When Dan showed in our department the BBC documentary of this workshop (filmed on Time Watch, October 1993), everyone remained silent and astounded. He was very disappointed by our reaction, our difficulty to overcome barriers and prejudices toward “the other.” Only years later I realized the depth of his understanding and his theoretical and political message: that reconciliation must start from the very place which we find the hardest to forgive. A turning point for him came in 1998 when the group, in his words, “was willing to bring in practitioners from current conflicts, so Palestinians and Israelis and people from Northern Ireland and from South Africa, could see if what we did is relevant for them.” Sensitive as he was, he came to understand “how much of the problems that I see in daily life in Israel are actually related to unresolved issues from the Holocaust.” And activist as he was, this insight led to the fruitful collaboration with Dr. Sami Adwan of Bethlehem University. Together they co-founded and co-directed PRIME (Peace Research Institute in the Middle East) at Talitha Kumi (near Beit Jala) an organization devoted to grassroots Israeli-Palestinian conciliation and peacebuilding. This collaboration also led to the Israeli-Palestinian Shared History Project – the teaching of Middle East (two version) history (Palestinian and Jewish) in Israeli and Palestinian classrooms – which was based on dual narratives created by teachers brought together from both sides. This model which has been translated into a number of languages and used in countries in Europe is still ongoing. Once again like many of his subversive and visionary works, the project was conceived much before Israelis and Palestinians could digest it and see its impact and necessity.

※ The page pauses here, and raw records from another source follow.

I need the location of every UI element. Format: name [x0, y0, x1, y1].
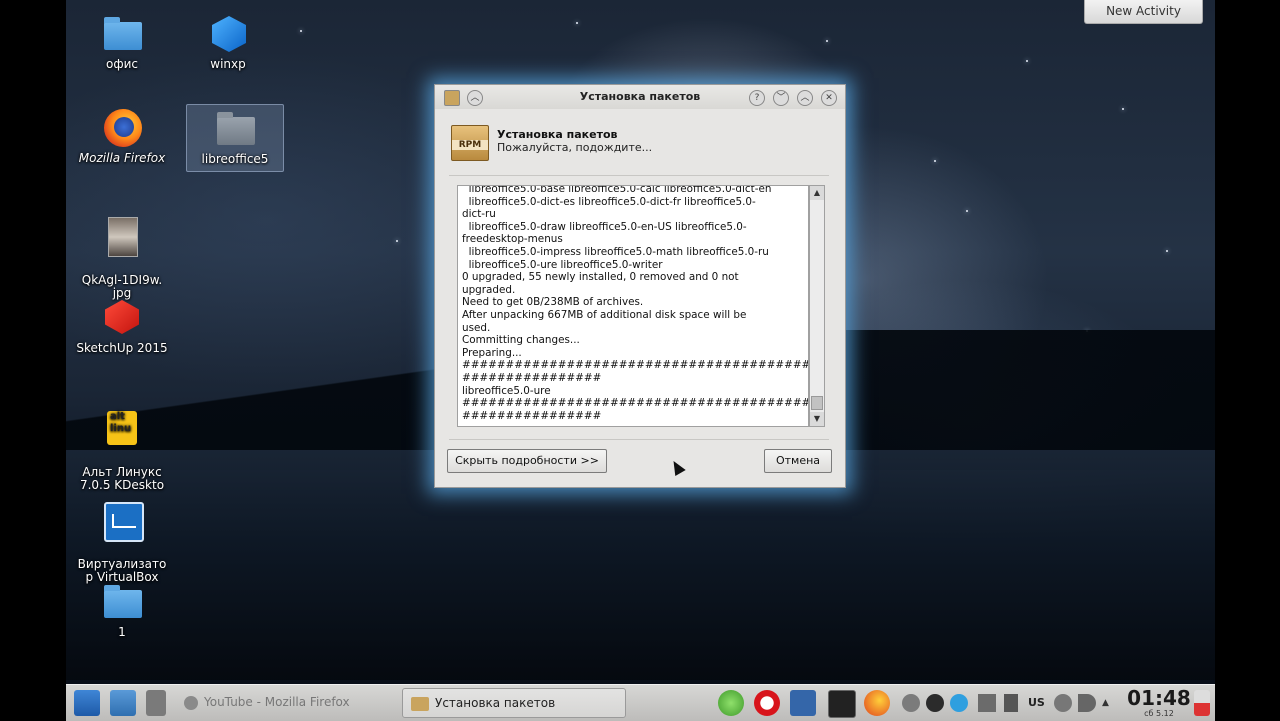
install-log-text: libreoffice5.0-base libreoffice5.0-calc … — [462, 185, 809, 422]
info-icon[interactable] — [902, 694, 920, 712]
rpm-package-icon: RPM — [451, 125, 489, 161]
install-log-textarea[interactable]: libreoffice5.0-base libreoffice5.0-calc … — [457, 185, 809, 427]
opera-icon[interactable] — [754, 690, 780, 716]
maximize-button[interactable]: ︿ — [797, 90, 813, 106]
usb-icon[interactable] — [1054, 694, 1072, 712]
desktop-icon-sketchup[interactable]: SketchUp 2015 — [74, 298, 170, 355]
folder-icon — [217, 112, 255, 145]
rpm-icon-text: RPM — [452, 140, 488, 150]
desktop-icon-libreoffice5[interactable]: libreoffice5 — [186, 104, 284, 172]
scroll-down-arrow-icon[interactable]: ▼ — [810, 412, 824, 426]
clock-date: сб 5.12 — [1144, 709, 1174, 718]
dialog-header-subtitle: Пожалуйста, подождите... — [497, 141, 653, 154]
close-button[interactable]: ✕ — [821, 90, 837, 106]
desktop-icon-virtualbox[interactable]: Виртуализато р VirtualBox — [74, 488, 170, 597]
desktop-icon-firefox[interactable]: Mozilla Firefox — [74, 108, 170, 165]
folder-icon — [104, 585, 142, 618]
virtual-machine-icon — [212, 16, 246, 52]
desktop-icon-label: QkAgl-1DI9w. jpg — [81, 273, 163, 300]
footer-divider — [449, 439, 829, 440]
dialog-header-title: Установка пакетов — [497, 128, 618, 141]
desktop-icon-winxp[interactable]: winxp — [180, 14, 276, 71]
telegram-icon[interactable] — [950, 694, 968, 712]
letterbox-right — [1215, 0, 1280, 720]
desktop-icon-label: SketchUp 2015 — [76, 341, 168, 355]
keyboard-layout-indicator[interactable]: US — [1028, 694, 1050, 712]
clock-time[interactable]: 01:48 — [1124, 686, 1194, 710]
desktop-icon-label: 1 — [118, 625, 126, 639]
sketchup-icon — [105, 300, 139, 334]
window-titlebar[interactable]: ︿ Установка пакетов ? ﹀ ︿ ✕ — [435, 85, 845, 109]
kde-menu-icon[interactable] — [74, 690, 100, 716]
volume-icon[interactable] — [1078, 694, 1096, 712]
firefox-icon — [104, 109, 142, 147]
virtualbox-icon — [104, 502, 144, 542]
tray-expand-icon[interactable]: ▲ — [1102, 694, 1112, 712]
desktop-icon-ofis[interactable]: офис — [74, 14, 170, 71]
desktop-icon-label: Mozilla Firefox — [78, 151, 166, 165]
hide-details-button[interactable]: Скрыть подробности >> — [447, 449, 607, 473]
show-desktop-icon[interactable] — [110, 690, 136, 716]
desktop-icon-label: libreoffice5 — [201, 152, 269, 166]
task-label: YouTube - Mozilla Firefox — [204, 695, 350, 709]
minimize-button[interactable]: ﹀ — [773, 90, 789, 106]
letterbox-left — [0, 0, 66, 720]
taskbar: YouTube - Mozilla Firefox Установка паке… — [66, 684, 1215, 721]
log-scrollbar[interactable]: ▲ ▼ — [809, 185, 825, 427]
scroll-up-arrow-icon[interactable]: ▲ — [810, 186, 824, 200]
desktop-icon-image-file[interactable]: QkAgl-1DI9w. jpg — [74, 204, 170, 313]
network-signal-icon[interactable] — [978, 694, 996, 712]
new-activity-button[interactable]: New Activity — [1084, 0, 1203, 24]
desktop-icon-label: офис — [106, 57, 138, 71]
firefox-launcher-icon[interactable] — [864, 690, 890, 716]
task-label: Установка пакетов — [435, 696, 556, 710]
stop-icon[interactable] — [926, 694, 944, 712]
desktop-icon-label: winxp — [210, 57, 246, 71]
image-thumbnail-icon — [108, 217, 138, 257]
lock-logout-icon[interactable] — [1194, 690, 1210, 716]
scissors-icon[interactable] — [1004, 694, 1018, 712]
terminal-icon[interactable] — [828, 690, 856, 718]
desktop-icon-label: Виртуализато р VirtualBox — [77, 557, 167, 584]
cancel-button[interactable]: Отмена — [764, 449, 832, 473]
header-divider — [449, 175, 829, 176]
firefox-icon — [184, 695, 198, 710]
install-packages-window: ︿ Установка пакетов ? ﹀ ︿ ✕ RPM Установк… — [434, 84, 846, 488]
rpm-package-icon — [411, 696, 429, 711]
task-install-packages[interactable]: Установка пакетов — [402, 688, 626, 718]
scrollbar-thumb[interactable] — [811, 396, 823, 410]
task-firefox[interactable]: YouTube - Mozilla Firefox — [176, 688, 396, 716]
alt-linux-logo-icon: alt linu — [107, 411, 137, 445]
media-player-icon[interactable] — [790, 690, 816, 716]
pager-icon[interactable] — [146, 690, 166, 716]
folder-icon — [104, 17, 142, 50]
update-manager-icon[interactable] — [718, 690, 744, 716]
desktop-icon-folder-1[interactable]: 1 — [74, 582, 170, 639]
help-button[interactable]: ? — [749, 90, 765, 106]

Dan Bar-On was a realist intellectual and activist; he continuously reexamined his work, and time and again asked himself if dialogue groups can force psychological and social change, or are they only fulfilling his own self needs? But he was also a humanist and a dreamer, and he never ceased hoping that our better understanding of our defenses and psychological limitations will create a better world for generations to come. His legacy must be preserved in our memory.